Le ministre des Transports Dudy Purwagandhi a expliqué les raisons du retard de la révision du TBA des billets d'avion

JAKARTA - Le gouvernement a décidé de révéler les discussions sur la révision du tarif plafond (TBA) des billets d’avion nationaux. Cette décision a été prise dans le contexte de différentes politiques mises en place pour atténuer l’impact de la hausse des prix de l’avitaillement sur l’industrie de l’aviation.

Le ministre des Transports, Dudy Purwagandhi, a revélé que le retard était due au fait que le gouvernement avait été préalablement présenté un certain nombre de mesures pour maintenir la stabilitáté des prix des billets.

« Nous n’avons pas encore discuté de TBA car c’est le coût d’exploitation le plus élevé qui est le avitour. Ensuite, le soin est le même que la location, donc deux composants très influents, à savoir l’avitour, puis le maintenance, ont été facilités par le gouvernement par une augmentation du surcoût du carburant et l’application de frais d’entrée de 0% pour les pièces de rechange », a-t-il dit lors d’une conférence de presse à Jakarta, vendredi 10 avril.

Pour information, le gouvernement tente actuellement de maintenir la hausse des prix des billets d’avion domestiques dans la fourchette de 9 à 13 pourcent. Cette éppération est menée à travers un certain nombre de politiques, dont l’une consiste à fixer un surcôt au carburant de 38 pourcent, tant pour les avions de ligne que pour les avions non de ligne.

En outre, le gouvernement offre également des incitatifs sous forme de taxe sur la valeur ajoutée (TVA) supportée par le gouvernement à hauteur de 11%, ainsi que l’exemption de droits de douane sur les pièces de rechange pour avions à 0%.

D'autre part, Dudy estime que l'examen de la révision de la TBA n'est pas non plus urgent car l'industrie déployée est en train d'entrer dans une periodée de basse saison après le momentum de la rétrospection de Lebaran. A ce stade, les compagnies aériennes ont tendance à ne pas augmenter les prix des billets car la demande de passagers diminue.

« La question est maintenant de savoir comment maintenir le public en vol. Si la saison basse est le public ne vole pas, cela sera également difficile pour les amis qui travaillent dans l’industrie de l’aviation », a-t-il dit.

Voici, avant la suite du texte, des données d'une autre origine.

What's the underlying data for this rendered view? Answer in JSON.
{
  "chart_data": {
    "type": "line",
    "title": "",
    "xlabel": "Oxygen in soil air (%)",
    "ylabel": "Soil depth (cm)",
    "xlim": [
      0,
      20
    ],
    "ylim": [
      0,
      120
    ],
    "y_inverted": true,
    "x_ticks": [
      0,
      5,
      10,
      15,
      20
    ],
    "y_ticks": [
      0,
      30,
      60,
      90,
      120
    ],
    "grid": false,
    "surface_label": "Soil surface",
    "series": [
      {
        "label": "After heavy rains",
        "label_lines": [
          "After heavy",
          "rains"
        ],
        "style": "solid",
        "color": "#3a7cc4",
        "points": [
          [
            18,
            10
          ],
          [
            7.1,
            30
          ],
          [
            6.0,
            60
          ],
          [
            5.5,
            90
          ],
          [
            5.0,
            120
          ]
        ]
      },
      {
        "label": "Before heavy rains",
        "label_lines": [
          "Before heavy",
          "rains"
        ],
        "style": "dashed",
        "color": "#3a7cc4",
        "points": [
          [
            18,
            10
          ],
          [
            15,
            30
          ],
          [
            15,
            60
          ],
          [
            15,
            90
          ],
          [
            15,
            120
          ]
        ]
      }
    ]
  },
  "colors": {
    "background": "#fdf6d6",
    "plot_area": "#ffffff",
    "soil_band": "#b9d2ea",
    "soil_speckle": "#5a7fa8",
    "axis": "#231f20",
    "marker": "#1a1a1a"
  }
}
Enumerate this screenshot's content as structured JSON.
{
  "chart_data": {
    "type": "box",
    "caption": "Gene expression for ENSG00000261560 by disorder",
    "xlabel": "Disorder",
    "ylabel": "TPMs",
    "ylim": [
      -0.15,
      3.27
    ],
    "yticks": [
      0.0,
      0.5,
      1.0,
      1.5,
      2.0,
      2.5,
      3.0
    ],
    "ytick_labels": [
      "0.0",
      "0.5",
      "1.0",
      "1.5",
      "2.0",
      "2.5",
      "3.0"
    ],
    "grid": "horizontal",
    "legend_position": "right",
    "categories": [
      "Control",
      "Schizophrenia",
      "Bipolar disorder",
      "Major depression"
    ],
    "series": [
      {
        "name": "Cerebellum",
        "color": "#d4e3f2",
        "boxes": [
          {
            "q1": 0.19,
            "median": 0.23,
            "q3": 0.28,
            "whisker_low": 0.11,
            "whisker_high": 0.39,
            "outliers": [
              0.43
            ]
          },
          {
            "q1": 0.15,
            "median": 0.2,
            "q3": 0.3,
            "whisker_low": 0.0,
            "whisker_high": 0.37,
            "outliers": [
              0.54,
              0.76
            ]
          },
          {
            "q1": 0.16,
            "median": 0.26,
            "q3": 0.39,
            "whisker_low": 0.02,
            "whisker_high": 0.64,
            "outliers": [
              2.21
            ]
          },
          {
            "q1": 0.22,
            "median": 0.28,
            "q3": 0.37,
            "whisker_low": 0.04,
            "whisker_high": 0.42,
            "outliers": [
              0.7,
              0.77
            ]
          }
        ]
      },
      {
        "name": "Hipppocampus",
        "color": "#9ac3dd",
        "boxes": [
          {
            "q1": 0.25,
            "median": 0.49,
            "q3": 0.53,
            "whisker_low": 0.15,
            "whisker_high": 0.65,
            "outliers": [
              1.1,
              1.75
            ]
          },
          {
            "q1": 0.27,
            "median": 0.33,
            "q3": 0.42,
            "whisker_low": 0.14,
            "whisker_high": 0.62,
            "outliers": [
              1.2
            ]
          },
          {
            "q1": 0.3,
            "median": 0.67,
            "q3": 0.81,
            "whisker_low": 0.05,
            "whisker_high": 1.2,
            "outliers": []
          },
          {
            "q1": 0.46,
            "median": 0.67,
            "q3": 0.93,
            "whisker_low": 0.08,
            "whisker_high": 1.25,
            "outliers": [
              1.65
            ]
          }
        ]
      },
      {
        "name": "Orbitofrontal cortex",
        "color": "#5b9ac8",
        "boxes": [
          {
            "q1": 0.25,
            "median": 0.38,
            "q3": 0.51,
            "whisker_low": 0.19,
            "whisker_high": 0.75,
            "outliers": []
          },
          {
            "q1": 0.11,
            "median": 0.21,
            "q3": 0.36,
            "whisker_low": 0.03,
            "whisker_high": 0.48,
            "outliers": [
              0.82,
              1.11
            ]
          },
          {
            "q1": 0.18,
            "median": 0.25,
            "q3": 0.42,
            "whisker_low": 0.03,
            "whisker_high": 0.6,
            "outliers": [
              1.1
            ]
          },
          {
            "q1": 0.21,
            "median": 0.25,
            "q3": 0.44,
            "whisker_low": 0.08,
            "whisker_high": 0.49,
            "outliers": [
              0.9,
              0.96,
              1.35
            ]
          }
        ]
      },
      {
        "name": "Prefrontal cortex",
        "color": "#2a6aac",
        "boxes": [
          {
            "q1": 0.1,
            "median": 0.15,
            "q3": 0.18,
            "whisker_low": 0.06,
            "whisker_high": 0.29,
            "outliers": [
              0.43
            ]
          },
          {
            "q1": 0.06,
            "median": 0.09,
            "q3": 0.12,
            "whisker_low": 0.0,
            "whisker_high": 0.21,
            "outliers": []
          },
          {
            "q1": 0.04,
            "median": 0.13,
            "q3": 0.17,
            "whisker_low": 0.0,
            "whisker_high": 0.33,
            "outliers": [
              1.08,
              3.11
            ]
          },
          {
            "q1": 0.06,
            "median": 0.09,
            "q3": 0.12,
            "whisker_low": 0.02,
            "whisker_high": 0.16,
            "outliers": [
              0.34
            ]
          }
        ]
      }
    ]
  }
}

Auparavant, il a été rapporté que le secretaire general de l’INACA, Bayu Sutanto, avait expliqué que la proposition de hausse du surcôt au carburant et du tarif limité (TBA) des prix des billets d’avion prévoit les conditions de l’industrie de l’aviation qui sont affecteśes par la guerre au Moyen-Orient.

Le type d’avion proposé a subi une augmentation des tarifs, c’est-à-dire le type de jet et de propulseur, en se basant sur la Deçâne du ministre des Transports n° 106 de 2019.

Bayu a déclaré que le conflit au Moyen-Orient avait conduit à une hausse des prix du pétrole mondial et à une baisse du taux de change de la rupie par rapport au dollar des États-Unis. Il a déclaré que ces deux composantes de coûts avaient une influence majeure sur l’augmentation des frais d’exploitation des compagnies aériennes nationales.

En attendant, a poursuivi Bayu, lorsque le TBA a été appliqué en 2019, le cours moyen de 1 dollar était de 14,136 Rp, mais en mars 2026, le cours du dollar a atteint 17,000 Rp, soit une hausse de plus de 20%.

« Les frais d’exploitation des compagnies aériennes utilisent 70% des dollars américains, tandis que les revenus des compagnies nationales sont en roupies, de sorte que l’augmentation de la valeur des dollars américains affecte davantage les finances des compagnies aériennes nationales », a-t-il dit.

Bayu a également dit que la hausse a été enregistrée dans le prix du pétrole mondial. Avant la guerre, le prix du pétrole se situé à environ 70 dollars É.-U. par baril, mais il est à 110 dollars É.-U. ou 57% plus haut. Cette condition affecte la fluctuation des prix de l’essence en Indonésie.

Bayu a déclaré que, en 2019, le prix de l’avtur a été de 10 442 roupies indonesiennes, tandis qu’en mars 2026, il avait augmenté pour atteindre 14 000 à 15 500 roupies, soit une augmentation de 34 à 48 %.